"Il mare dei tuoi occhi..." Il mare è azzurro, blu, verde
vicino alla costa... i suoi occhi erano castani, anzi quasi nocciola.
Che collegamento poteva esservi fra il colore del mare e quello dei suoi
occhi? L'unico liquido che poteva, per colore, esservi accostato, era
quello delle acque fognarie. Così come le aveva viste una volta
che era passato vicino ad un tombino scoperchiato. Era rimasto tanto di
quel tempo a fissare quelle acque lutulente, che d'un tratto gli era sembrato
come se quell'enorme ammasso di rifiuti urbani avesse cominciato sinistramente
a fissarlo, e ad attirarlo irresistibilmente nel suo perenne corso. E
vi sarebbe davvero caduto se un passante non l'avesse violentemente urtato,
gettandolo a terra sopra la carogna di un gatto.

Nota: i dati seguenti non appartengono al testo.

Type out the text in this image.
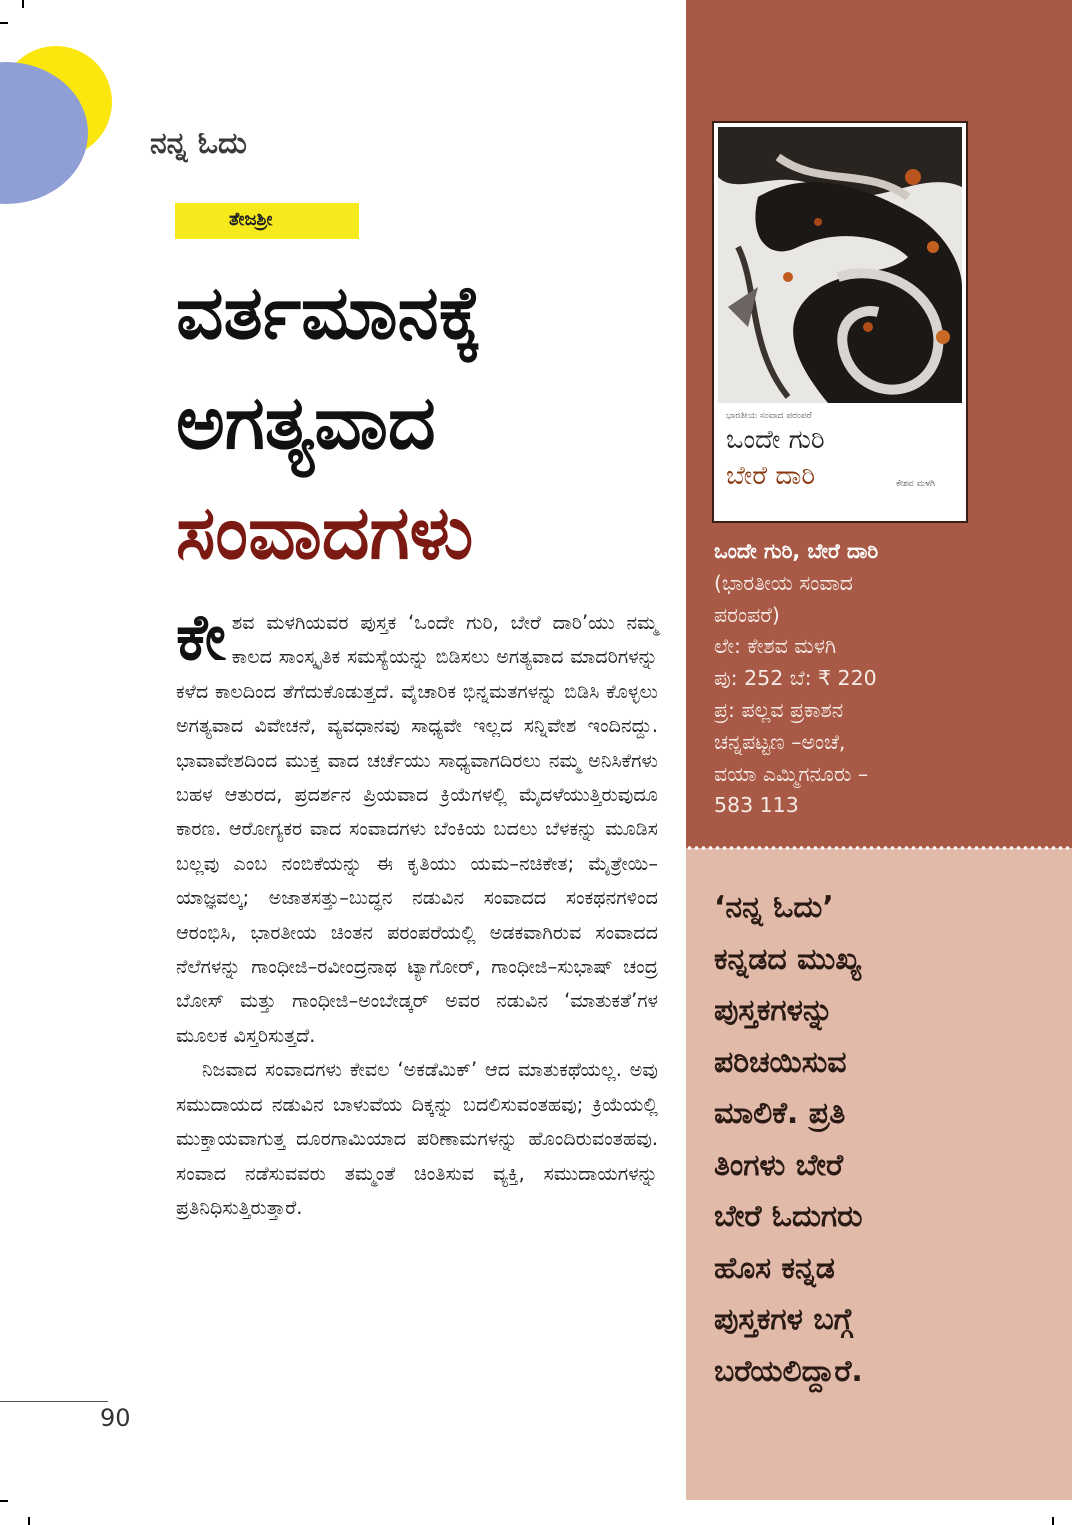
ನನ್ನ ಓದು
ತೇಜಶ್ರೀ
ವರ್ತಮಾನಕ್ಕೆ
ಅಗತ್ಯವಾದ
ಸಂವಾದಗಳು

ಕೇಶವ ಮಳಗಿಯವರ ಪುಸ್ತಕ ‘ಒಂದೇ ಗುರಿ, ಬೇರೆ ದಾರಿ’ಯು ನಮ್ಮ ಕಾಲದ ಸಾಂಸ್ಕೃತಿಕ ಸಮಸ್ಯೆಯನ್ನು ಬಿಡಿಸಲು ಅಗತ್ಯವಾದ ಮಾದರಿಗಳನ್ನು ಕಳೆದ ಕಾಲದಿಂದ ತೆಗೆದುಕೊಡುತ್ತದೆ. ವೈಚಾರಿಕ ಭಿನ್ನಮತಗಳನ್ನು ಬಿಡಿಸಿ ಕೊಳ್ಳಲು ಅಗತ್ಯವಾದ ವಿವೇಚನೆ, ವ್ಯವಧಾನವು ಸಾಧ್ಯವೇ ಇಲ್ಲದ ಸನ್ನಿವೇಶ ಇಂದಿನದ್ದು. ಭಾವಾವೇಶದಿಂದ ಮುಕ್ತ ವಾದ ಚರ್ಚೆಯು ಸಾಧ್ಯವಾಗದಿರಲು ನಮ್ಮ ಅನಿಸಿಕೆಗಳು ಬಹಳ ಆತುರದ, ಪ್ರದರ್ಶನ ಪ್ರಿಯವಾದ ಕ್ರಿಯೆಗಳಲ್ಲಿ ಮೈದಳೆಯುತ್ತಿರುವುದೂ ಕಾರಣ. ಆರೋಗ್ಯಕರ ವಾದ ಸಂವಾದಗಳು ಬೆಂಕಿಯ ಬದಲು ಬೆಳಕನ್ನು ಮೂಡಿಸ ಬಲ್ಲವು ಎಂಬ ನಂಬಿಕೆಯನ್ನು ಈ ಕೃತಿಯು ಯಮ–ನಚಿಕೇತ; ಮೈತ್ರೇಯಿ–ಯಾಜ್ಞವಲ್ಕ; ಅಜಾತಸತ್ತು–ಬುದ್ಧನ ನಡುವಿನ ಸಂವಾದದ ಸಂಕಥನಗಳಿಂದ ಆರಂಭಿಸಿ, ಭಾರತೀಯ ಚಿಂತನ ಪರಂಪರೆಯಲ್ಲಿ ಅಡಕವಾಗಿರುವ ಸಂವಾದದ ನೆಲೆಗಳನ್ನು ಗಾಂಧೀಜಿ–ರವೀಂದ್ರನಾಥ ಟ್ಯಾಗೋರ್, ಗಾಂಧೀಜಿ–ಸುಭಾಷ್ ಚಂದ್ರ ಬೋಸ್ ಮತ್ತು ಗಾಂಧೀಜಿ–ಅಂಬೇಡ್ಕರ್ ಅವರ ನಡುವಿನ ‘ಮಾತುಕತೆ’ಗಳ ಮೂಲಕ ವಿಸ್ತರಿಸುತ್ತದೆ.

ನಿಜವಾದ ಸಂವಾದಗಳು ಕೇವಲ ‘ಅಕಡೆಮಿಕ್’ ಆದ ಮಾತುಕಥೆಯಲ್ಲ. ಅವು ಸಮುದಾಯದ ನಡುವಿನ ಬಾಳುವೆಯ ದಿಕ್ಕನ್ನು ಬದಲಿಸುವಂತಹವು; ಕ್ರಿಯೆಯಲ್ಲಿ ಮುಕ್ತಾಯವಾಗುತ್ತ ದೂರಗಾಮಿಯಾದ ಪರಿಣಾಮಗಳನ್ನು ಹೊಂದಿರುವಂತಹವು. ಸಂವಾದ ನಡೆಸುವವರು ತಮ್ಮಂತೆ ಚಿಂತಿಸುವ ವ್ಯಕ್ತಿ, ಸಮುದಾಯಗಳನ್ನು ಪ್ರತಿನಿಧಿಸುತ್ತಿರುತ್ತಾರೆ.

90
ಭಾರತೀಯ ಸಂವಾದ ಪರಂಪರೆ
ಒಂದೇ ಗುರಿ
ಬೇರೆ ದಾರಿ	ಕೇಶವ ಮಳಗಿ
ಒಂದೇ ಗುರಿ, ಬೇರೆ ದಾರಿ
(ಭಾರತೀಯ ಸಂವಾದ
ಪರಂಪರೆ)
ಲೇ: ಕೇಶವ ಮಳಗಿ
ಪು: 252 ಬೆ: ₹ 220
ಪ್ರ: ಪಲ್ಲವ ಪ್ರಕಾಶನ
ಚನ್ನಪಟ್ಟಣ –ಅಂಚೆ,
ವಯಾ ಎಮ್ಮಿಗನೂರು –
583 113
‘ನನ್ನ ಓದು’
ಕನ್ನಡದ ಮುಖ್ಯ
ಪುಸ್ತಕಗಳನ್ನು
ಪರಿಚಯಿಸುವ
ಮಾಲಿಕೆ. ಪ್ರತಿ
ತಿಂಗಳು ಬೇರೆ
ಬೇರೆ ಓದುಗರು
ಹೊಸ ಕನ್ನಡ
ಪುಸ್ತಕಗಳ ಬಗ್ಗೆ
ಬರೆಯಲಿದ್ದಾರೆ.
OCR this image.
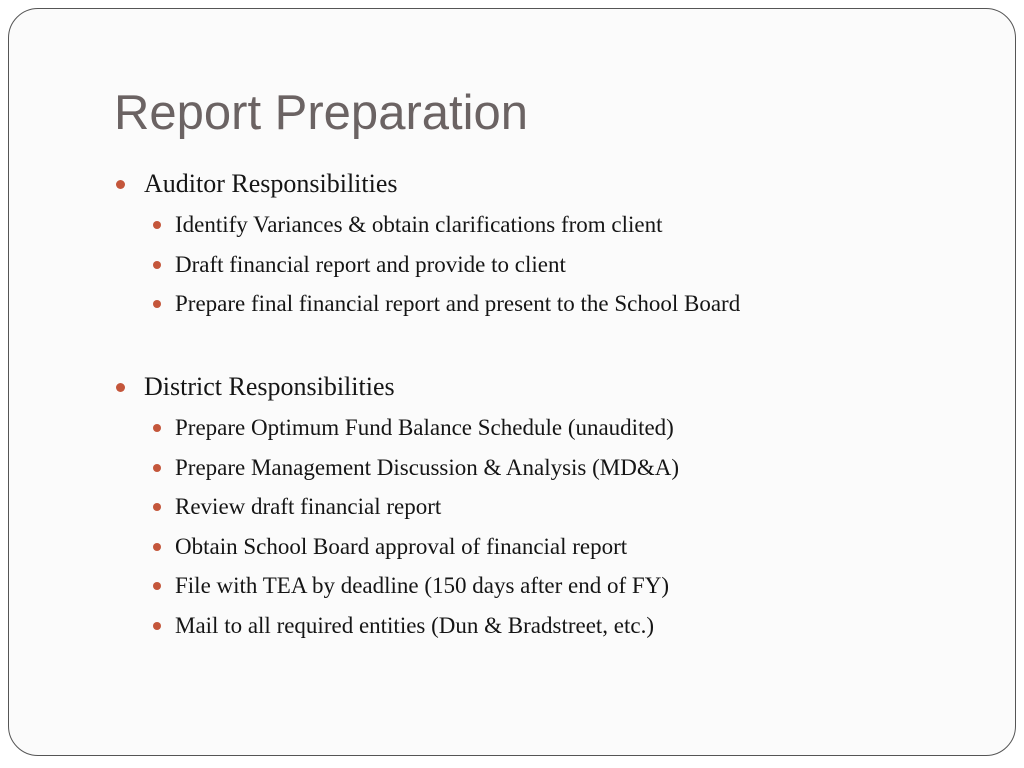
Report Preparation
Auditor Responsibilities
Identify Variances & obtain clarifications from client
Draft financial report and provide to client
Prepare final financial report and present to the School Board
District Responsibilities
Prepare Optimum Fund Balance Schedule (unaudited)
Prepare Management Discussion & Analysis (MD&A)
Review draft financial report
Obtain School Board approval of financial report
File with TEA by deadline (150 days after end of FY)
Mail to all required entities (Dun & Bradstreet, etc.)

Avrebbe potuto quindi scriverle "I tuoi occhi color di fogna?"
Oppure, eliminando definitivamente l'idea del liquido, "I tuoi occhi
sembrano noccioline essiccate". No! Ogni volta che pensava a quegli
occhietti curiosi, non riusciva ad allontanare dalla sua mente l'idea
della fogna. Era un'equazione: occhi = liquido, occhi nocciola = acqua
di fogna.
Rimase per un po' di tempo soprappensiero, incerto. Indubbiamente era
giunto ad un punto morto, una situazione di stallo.
Avvicinò lentamente la stilografica alla bocca, e cominciò
prima a passarsela voluttuosamente sulle labbra, poi con vero gusto, a
masticarla nervosamente con gli incisivi.
Scacciata l'idea della fogna, prepotentemente si fece strada nella sua
mente una frase di Céline che da mesi lo ossessionava diabolicamente.
"L'amore è l'infinito abbassato al livello dei barboncini,
e io ci ho la mia dignità, io!".
Ma Céline non aveva mai amato nessuno veramente, nemmeno se stesso
e se non si era mai ucciso, era stato solo perché gliene era mancato
il fegato. Che ne poteva sapere lui dell'amore.
Però ciò che diceva Céline in parte era vero, l'amore
rincretinisce e ci fa un po' barboncini, eccome.
La stilografica gli era esplosa in bocca, silenziosamente, macchiandogli
le labbra e la lingua, e lasciandogli in bocca un sapore piacevolmente
amaro. Spazientito, la spezzò in due, annerendogli così
anche le mani, la avvolse accuratamente nel foglio sul quale stava scrivendo,
appallottolò il tutto e lo scagliò in un cartone dove giacevano
dei romanzacci gialli destinati al macero.
Guardando verso l'orologio da muro, che solerte picchiettava, si accorse
che il pomeriggio era già passato e il giorno volgeva al termine.
Alzò svogliatamente lo sguardo verso la finestra e, attraverso
la lieve tenda lattea, vide il disco solare che, dopo aver incendiato
ogni cosa, s'inabissava ora lentamente nelle profondità della terra.
Era quasi buio. Soltanto due uccelli sembravano incuranti inseguirsi,
mentre attorno a loro tutto il creato taceva attonito dinanzi ala morte
di quel giorno.
Socchiuse gli occhi e restò per qualche minuto pensoso, rigirandosi
in mente quella frase di Céline, come per cavarne il vero succo
e poi gettarne definitivamente l'involucro di parole.
Invece si mise a demolire colui che, fino a poco tempo prima, era stato
uno dei suoi numi tutelari. Uccisolo, infine, gli sembrò che si
stesse lentamente accasciando ai suoi piedi.
Cominciò finalmente a stiracchiarsi sulla sedia in vimini, che
accompagnava ogni suo movimento scricchiolando come a condividere con
lui quel casto piacere fisico che si stava concedendo dopo un'impresa
utile all'umanità intera: aveva ucciso un antisemita, un folle,
Céline.
Come a chiudere definitivamente quella giornata, ripensò allo scrittore.
Rivide i capelli scarmogliati e candidi, le guance incavate, gli occhi
accesi e lo liquidò con un coglione, proferito rabbiosamente a
mezza voce.
Il cadavere ai suoi piedi parve sussultare. Adesso, solamente adesso,
finalmente era solo, solo e vuoto. Il sole era definitivamente scomparso,
era sera. Lo avvolse la penombra, rifiutò il suo languido abbraccio
e accese la lampada da tavolo, premendo sull'untuoso tasto rosso.